Subtropical Mountain Apples



Mountain apples are not true apples, anymore than pineapples are true apples. They don’t taste like apples either; they are somehow fragrant, a little like a flower, and the texture is kind of starchy and fibrous, like a soft jicama or an Asian pear that’s spongy. The taste is mildly sweet, but not overpowering. Seeing them reminds me of childhood trips to Sacred Falls on Oahu, where I used to find them along the hiking path. Sadly, Sacred Falls is now closed because of a disastrous rock slide a number of years ago.

A bowl full of mountain apples. They are quite a bit smaller than regular apples, more like the size of crab apples. 

I’ve seen mountain apples recently only twice, once at Mana Foods, where I bought these specimens recently and also today at the Queen Ka’ahumanu Farmers Market. I haven’t hiked nearly as much on Maui as on Oahu, so there are lots of places on my bucket list to explore, places where I suspect mountain apples grow freely. And maybe mountain apples are seasonal too, like lilikoi or mangoes.

A cross section of a mountain apple without a seed. 

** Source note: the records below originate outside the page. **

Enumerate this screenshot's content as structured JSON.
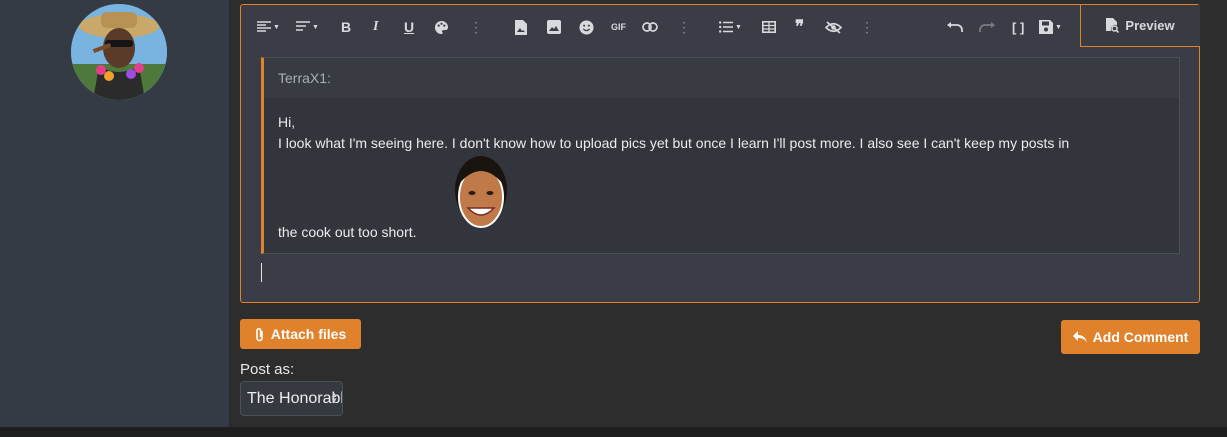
{
  "user": {
    "avatar_icon": "user-avatar-photo"
  },
  "editor": {
    "toolbar": [
      {
        "name": "align-button",
        "icon": "align-left-icon",
        "dropdown": true
      },
      {
        "name": "paragraph-format-button",
        "icon": "paragraph-icon",
        "dropdown": true
      },
      {
        "name": "bold-button",
        "label": "B"
      },
      {
        "name": "italic-button",
        "label": "I"
      },
      {
        "name": "underline-button",
        "label": "U"
      },
      {
        "name": "text-color-button",
        "icon": "palette-icon"
      },
      {
        "name": "more-text-button",
        "icon": "more-vertical-icon"
      },
      {
        "name": "insert-file-button",
        "icon": "file-image-icon"
      },
      {
        "name": "insert-image-button",
        "icon": "image-icon"
      },
      {
        "name": "insert-smilie-button",
        "icon": "smiley-icon"
      },
      {
        "name": "insert-gif-button",
        "label": "GIF"
      },
      {
        "name": "insert-link-button",
        "icon": "link-icon"
      },
      {
        "name": "more-insert-button",
        "icon": "more-vertical-icon"
      },
      {
        "name": "list-button",
        "icon": "list-icon",
        "dropdown": true
      },
      {
        "name": "table-button",
        "icon": "table-icon"
      },
      {
        "name": "quote-button",
        "icon": "quote-icon"
      },
      {
        "name": "spoiler-button",
        "icon": "eye-slash-icon"
      },
      {
        "name": "more-paragraph-button",
        "icon": "more-vertical-icon"
      },
      {
        "name": "undo-button",
        "icon": "undo-icon"
      },
      {
        "name": "redo-button",
        "icon": "redo-icon"
      },
      {
        "name": "bbcode-toggle-button",
        "label": "[ ]"
      },
      {
        "name": "drafts-button",
        "icon": "save-icon",
        "dropdown": true
      }
    ],
    "preview_label": "Preview",
    "quote": {
      "author": "TerraX1:",
      "line1": "Hi,",
      "line2": "I look what I'm seeing here. I don't know how to upload pics yet but once I learn I'll post more. I also see I can't keep my posts in",
      "line3": "the cook out too short.",
      "smilie_icon": "laughing-face-smilie"
    }
  },
  "actions": {
    "attach_label": "Attach files",
    "add_comment_label": "Add Comment"
  },
  "post_as": {
    "label": "Post as:",
    "selected": "The Honorable"
  },
  "colors": {
    "accent": "#e0812b",
    "background": "#2d2d2d",
    "sidebar": "#353b44"
  }
}
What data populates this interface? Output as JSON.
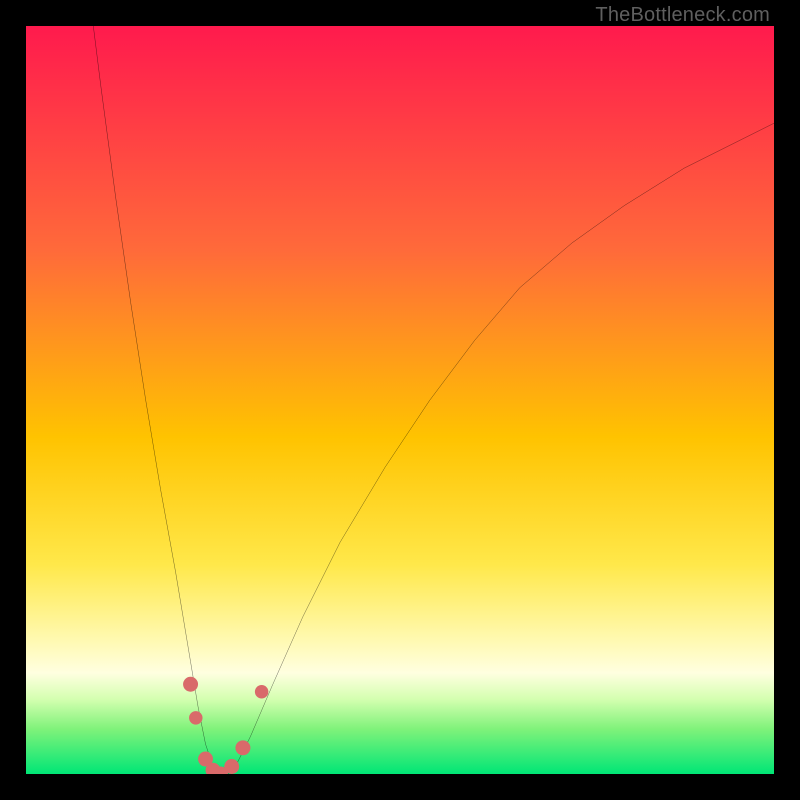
{
  "watermark": "TheBottleneck.com",
  "chart_data": {
    "type": "line",
    "title": "",
    "xlabel": "",
    "ylabel": "",
    "xlim": [
      0,
      100
    ],
    "ylim": [
      0,
      100
    ],
    "background_gradient": {
      "stops": [
        {
          "pos": 0.0,
          "color": "#ff1a4d"
        },
        {
          "pos": 0.3,
          "color": "#ff6a3a"
        },
        {
          "pos": 0.55,
          "color": "#ffc300"
        },
        {
          "pos": 0.72,
          "color": "#ffe84a"
        },
        {
          "pos": 0.82,
          "color": "#fff9b0"
        },
        {
          "pos": 0.865,
          "color": "#ffffe0"
        },
        {
          "pos": 0.9,
          "color": "#d4ffb0"
        },
        {
          "pos": 0.94,
          "color": "#7ff27a"
        },
        {
          "pos": 1.0,
          "color": "#00e676"
        }
      ]
    },
    "series": [
      {
        "name": "bottleneck-curve",
        "x": [
          9,
          10,
          12,
          14,
          16,
          18,
          20,
          21,
          22,
          23,
          24,
          25,
          26,
          27,
          28,
          30,
          33,
          37,
          42,
          48,
          54,
          60,
          66,
          73,
          80,
          88,
          96,
          100
        ],
        "y": [
          100,
          92,
          77,
          63,
          50,
          38,
          27,
          21,
          15,
          9,
          4,
          1,
          0,
          0,
          1,
          5,
          12,
          21,
          31,
          41,
          50,
          58,
          65,
          71,
          76,
          81,
          85,
          87
        ]
      }
    ],
    "markers": [
      {
        "x": 22.0,
        "y": 12.0,
        "r": 1.0
      },
      {
        "x": 22.7,
        "y": 7.5,
        "r": 0.9
      },
      {
        "x": 24.0,
        "y": 2.0,
        "r": 1.0
      },
      {
        "x": 25.0,
        "y": 0.5,
        "r": 1.0
      },
      {
        "x": 26.0,
        "y": 0.0,
        "r": 1.0
      },
      {
        "x": 27.5,
        "y": 1.0,
        "r": 1.0
      },
      {
        "x": 29.0,
        "y": 3.5,
        "r": 1.0
      },
      {
        "x": 31.5,
        "y": 11.0,
        "r": 0.9
      }
    ]
  }
}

The strange thing about the mountain apples I bought were that there was no big seed inside. So, I suspect the ones I got were somehow hybridized, because there’s no way they can reproduce. The mountain apples from childhood were always refreshing after a long hike on a hot day and the round black seed would get firmly munched around and then tossed along the hiking path to grow into another tree.